Les gens sont tellement habitués aux CAPTCHA difficiles à résoudre qu’ils ne réfléchissent guère lorsqu’on leur demande de copier le texte fourni par le site Web, de cliquer sur les touches Win-R, puis de choisir coller. Une fois cette simple action effectuée, Lumma a libre accès à une multitude de fichiers sensibles stockés sur les machines infectées. Bitdefender a déclaré que les données incluent:

Les identifiants enregistrés dans les navigateurs Web
Les cookies
Les documents personnels (.docx, .pdf, etc.)
Les fichiers sensibles contenant des informations financières, des clés secrètes (y compris les clés cloud), des codes de sauvegarde 2FA et des mots de passe de serveur, ainsi que des clés privées de cryptomonnaie et des données de portefeuille
Les données personnelles telles que les numéros d’identification, les adresses, les dossiers médicaux, les numéros de carte de crédit et les dates de naissance
Les portefeuilles de cryptomonnaie et les extensions de navigateur associées à des services populaires comme MetaMask, Binance, Electrum, Ethereum, Exodus, Coinomi, Bitcoin Core, JAXX, et Steem Keychain.
Les données des outils d’accès à distance et des gestionnaires de mots de passe, spécifiquement AnyDesk et KeePass.
Les jetons d’authentification à deux facteurs (2FA) et les extensions telles qu’Authenticator, Authy, EOS Authenticator, GAuth Authenticator et Trezor Password Manager.
Les informations des VPN (fichiers .ovpn), de divers clients de messagerie (Gmail, Outlook, Yahoo) et de clients FTP.
Les métadonnées système, y compris les informations sur le CPU, la version du système d’exploitation (Windows 7 à Windows 11), les paramètres régionaux du système, les applications installées, le nom d’utilisateur, l’ID matériel et la résolution d’écran, utiles pour profiler les victimes ou adapter les exploits futurs.

L’efficacité de ClickFix repose sur son abus de la confiance procédurale plutôt que sur des vulnérabilités techniques, a déclaré Bitdefender. Les instructions ressemblent à des étapes de dépannage ou à des solutions de contournement de vérification que les utilisateurs ont pu rencontrer précédemment. En conséquence, les victimes ne parviennent souvent pas à reconnaître qu’elles exécutent manuellement du code arbitraire sur leur propre système.

Alors que Lumma ne cible que les utilisateurs de Windows, d’autres campagnes de logiciels malveillants ont utilisé la même technique pour infecter des machines macOS depuis au moins juin dernier.

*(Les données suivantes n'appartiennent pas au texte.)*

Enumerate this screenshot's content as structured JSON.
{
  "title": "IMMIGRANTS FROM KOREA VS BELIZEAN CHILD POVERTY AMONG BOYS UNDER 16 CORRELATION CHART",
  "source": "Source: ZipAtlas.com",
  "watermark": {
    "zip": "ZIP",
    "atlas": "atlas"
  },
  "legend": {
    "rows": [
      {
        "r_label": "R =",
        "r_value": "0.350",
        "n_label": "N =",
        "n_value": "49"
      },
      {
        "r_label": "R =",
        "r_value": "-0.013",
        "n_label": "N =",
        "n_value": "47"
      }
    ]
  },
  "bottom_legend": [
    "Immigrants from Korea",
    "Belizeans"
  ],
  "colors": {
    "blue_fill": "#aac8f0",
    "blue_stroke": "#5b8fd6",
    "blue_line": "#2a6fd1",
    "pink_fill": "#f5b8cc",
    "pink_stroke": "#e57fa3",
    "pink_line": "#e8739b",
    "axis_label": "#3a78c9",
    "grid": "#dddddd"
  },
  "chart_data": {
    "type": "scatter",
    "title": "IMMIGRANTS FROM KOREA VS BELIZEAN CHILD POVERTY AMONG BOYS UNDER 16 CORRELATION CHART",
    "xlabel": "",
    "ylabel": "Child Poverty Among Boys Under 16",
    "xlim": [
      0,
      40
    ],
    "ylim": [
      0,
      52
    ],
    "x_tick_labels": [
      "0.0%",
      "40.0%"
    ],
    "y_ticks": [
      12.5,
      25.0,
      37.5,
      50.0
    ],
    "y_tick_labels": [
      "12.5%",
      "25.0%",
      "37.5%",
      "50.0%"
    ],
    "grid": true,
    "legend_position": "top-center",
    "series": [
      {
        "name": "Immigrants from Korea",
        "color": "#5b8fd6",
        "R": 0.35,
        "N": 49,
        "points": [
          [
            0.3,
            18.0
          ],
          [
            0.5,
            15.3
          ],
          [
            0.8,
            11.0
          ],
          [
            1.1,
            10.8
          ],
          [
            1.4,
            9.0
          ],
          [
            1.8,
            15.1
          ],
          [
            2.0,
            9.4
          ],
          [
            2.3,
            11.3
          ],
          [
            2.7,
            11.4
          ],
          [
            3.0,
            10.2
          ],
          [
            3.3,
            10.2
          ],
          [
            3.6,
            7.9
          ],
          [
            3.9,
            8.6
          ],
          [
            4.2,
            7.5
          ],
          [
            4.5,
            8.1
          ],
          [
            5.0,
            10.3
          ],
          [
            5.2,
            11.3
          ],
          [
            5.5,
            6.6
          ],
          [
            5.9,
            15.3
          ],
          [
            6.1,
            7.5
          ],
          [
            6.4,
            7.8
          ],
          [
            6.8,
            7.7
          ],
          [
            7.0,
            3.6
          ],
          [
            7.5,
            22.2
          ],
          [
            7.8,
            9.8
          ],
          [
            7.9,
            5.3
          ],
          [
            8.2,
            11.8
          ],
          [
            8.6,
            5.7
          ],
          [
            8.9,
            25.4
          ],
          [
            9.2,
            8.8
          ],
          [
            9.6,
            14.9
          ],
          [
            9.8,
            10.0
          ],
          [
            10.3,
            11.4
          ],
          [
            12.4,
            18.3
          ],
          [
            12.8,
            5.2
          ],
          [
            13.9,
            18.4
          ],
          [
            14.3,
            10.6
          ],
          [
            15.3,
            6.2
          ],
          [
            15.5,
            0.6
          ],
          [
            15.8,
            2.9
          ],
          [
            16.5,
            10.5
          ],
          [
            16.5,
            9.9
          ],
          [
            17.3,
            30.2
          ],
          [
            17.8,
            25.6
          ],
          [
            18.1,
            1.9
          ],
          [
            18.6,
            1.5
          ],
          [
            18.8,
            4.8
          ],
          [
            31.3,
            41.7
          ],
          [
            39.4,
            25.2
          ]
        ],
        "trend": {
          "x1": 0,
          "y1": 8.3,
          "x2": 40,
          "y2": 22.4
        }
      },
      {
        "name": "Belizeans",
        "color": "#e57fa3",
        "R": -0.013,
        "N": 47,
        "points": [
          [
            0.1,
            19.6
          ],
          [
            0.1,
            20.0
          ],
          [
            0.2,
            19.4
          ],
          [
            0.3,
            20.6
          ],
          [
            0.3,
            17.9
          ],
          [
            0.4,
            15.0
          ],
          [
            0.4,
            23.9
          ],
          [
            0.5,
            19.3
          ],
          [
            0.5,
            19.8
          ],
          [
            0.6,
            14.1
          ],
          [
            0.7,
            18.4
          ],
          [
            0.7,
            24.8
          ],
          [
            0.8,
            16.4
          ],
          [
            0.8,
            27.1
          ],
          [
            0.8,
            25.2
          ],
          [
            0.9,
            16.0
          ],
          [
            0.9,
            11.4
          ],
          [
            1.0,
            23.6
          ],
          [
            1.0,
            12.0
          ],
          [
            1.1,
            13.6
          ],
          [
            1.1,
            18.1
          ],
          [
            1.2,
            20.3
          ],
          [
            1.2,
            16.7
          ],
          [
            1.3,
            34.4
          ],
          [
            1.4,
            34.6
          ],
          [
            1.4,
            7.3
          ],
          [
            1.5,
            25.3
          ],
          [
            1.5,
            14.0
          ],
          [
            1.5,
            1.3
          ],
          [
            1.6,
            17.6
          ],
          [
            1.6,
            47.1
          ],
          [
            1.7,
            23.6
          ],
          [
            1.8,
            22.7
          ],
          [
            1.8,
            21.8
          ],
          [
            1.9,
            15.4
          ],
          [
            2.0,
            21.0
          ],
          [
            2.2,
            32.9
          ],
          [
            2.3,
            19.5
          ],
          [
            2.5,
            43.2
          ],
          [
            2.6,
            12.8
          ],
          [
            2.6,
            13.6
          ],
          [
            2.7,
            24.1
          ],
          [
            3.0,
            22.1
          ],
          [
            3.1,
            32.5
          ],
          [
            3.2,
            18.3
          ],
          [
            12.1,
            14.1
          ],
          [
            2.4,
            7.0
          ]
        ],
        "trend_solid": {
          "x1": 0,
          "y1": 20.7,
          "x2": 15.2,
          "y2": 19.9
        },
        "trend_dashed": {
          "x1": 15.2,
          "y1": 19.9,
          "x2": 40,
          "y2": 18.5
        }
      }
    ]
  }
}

Des attaques ClickFix plus récentes contre les utilisateurs de macOS se sont poursuivies cette année.

La meilleure défense contre ClickFix est d’éviter les sites proposant des choses gratuites. Windows et macOS fournissent un moyen d’exiger un mot de passe avant que les terminaux de commande puissent être ouverts. Les personnes ayant des compétences techniques qui administrent des machines au nom d’utilisateurs moins expérimentés voudront peut-être également envisager d’utiliser cette dernière défense.